FYI, here are the affected inventories:
phoible %>%
group_by(InventoryID) %>%
filter("dʰ" %in% Phoneme | "nʰ" %in% Phoneme | "rʰ" %in% Phoneme) %>%
select(InventoryID, Glottocode, LanguageName, Source) %>%
distinct()
# # A tibble: 9 x 4
# # Groups: InventoryID [9]
# InventoryID Glottocode LanguageName Source
# <int> <chr> <chr> <chr>
# 1 2357 bhoj1244 Bhojpuri ea
# 2 2454 maga1260 Magahi ea
# 3 2463 dhim1246 Dhimal ea
# 4 2498 east2304 Eastern Hill Balochi ea
# 5 2528 kork1243 Korku ea
# 6 2544 east2347 Tamang ea
# 7 2550 sant1410 Santali ea
# 8 2559 mala1464 Malayalam ea
# 9 2598 assa1263 Assamese ea
Okay.
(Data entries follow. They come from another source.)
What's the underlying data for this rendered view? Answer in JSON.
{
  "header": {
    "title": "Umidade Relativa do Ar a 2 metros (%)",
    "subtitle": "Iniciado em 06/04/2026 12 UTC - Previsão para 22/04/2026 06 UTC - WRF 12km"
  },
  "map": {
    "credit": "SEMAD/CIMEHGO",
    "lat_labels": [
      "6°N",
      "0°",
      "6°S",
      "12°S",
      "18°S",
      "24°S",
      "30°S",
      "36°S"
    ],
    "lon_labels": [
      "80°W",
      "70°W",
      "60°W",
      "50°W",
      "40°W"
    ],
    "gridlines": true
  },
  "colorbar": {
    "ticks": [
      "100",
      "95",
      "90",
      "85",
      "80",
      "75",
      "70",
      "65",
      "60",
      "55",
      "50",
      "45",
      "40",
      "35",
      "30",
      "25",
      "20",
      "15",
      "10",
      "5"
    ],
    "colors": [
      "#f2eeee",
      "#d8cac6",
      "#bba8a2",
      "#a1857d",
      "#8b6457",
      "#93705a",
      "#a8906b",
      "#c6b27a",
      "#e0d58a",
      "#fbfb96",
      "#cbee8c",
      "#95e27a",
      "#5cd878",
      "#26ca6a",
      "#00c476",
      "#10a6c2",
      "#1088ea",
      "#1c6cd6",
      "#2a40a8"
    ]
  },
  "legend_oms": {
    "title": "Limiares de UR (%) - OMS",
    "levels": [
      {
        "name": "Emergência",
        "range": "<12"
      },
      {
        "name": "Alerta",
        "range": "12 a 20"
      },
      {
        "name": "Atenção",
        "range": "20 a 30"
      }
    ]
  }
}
This was affecting work I was doing with some colleagues using PHOIBLE data. Should I wait for now (do you have time to fix this in the next few weeks) or do an internal transform/ignore these segments?
@davidainman I've opened a pull request to fix this issue. In the end I did end up "collapsing" things like dʰ
and dʱ
(and also d̤ʱ
) on the grounds that there were no inventories where more than one of those was present, and after checking the sources of several of the affected languages I didn't find anything to suggest that anything other than breathy voicing was intended (it's possible I'm wrong here, I didn't check every single source). I think this is a case of @macleginn (compiler of EA) preserving the symbols used in the original resources, and us not applying our symbol conventions properly when we import the EA data. But if I'm wrong about this @macleginn please chime in!
@davidainman if you can't wait for the PR to be merged, you can access the "fixed" data CSV from that PR here: https://raw.githubusercontent.com/drammock/phoible/fix-ea-breathy/data/phoible.csv
Yes, I allowed some variation in the notation and treated "murmured" as "voiced aspirated", but I should've normalised /dʱ/ to /dʰ/, think. Breathy voice, however, is treated as a separate category; I am not sure to what extent breathy-voiced stops and murmured stops are the same thing.
I have discovered voiced stops with a superscript h (see comment in closed issue #102). These segments also have incorrect feature arrays which make them appear voiceless aspirated rather than voiced breathy.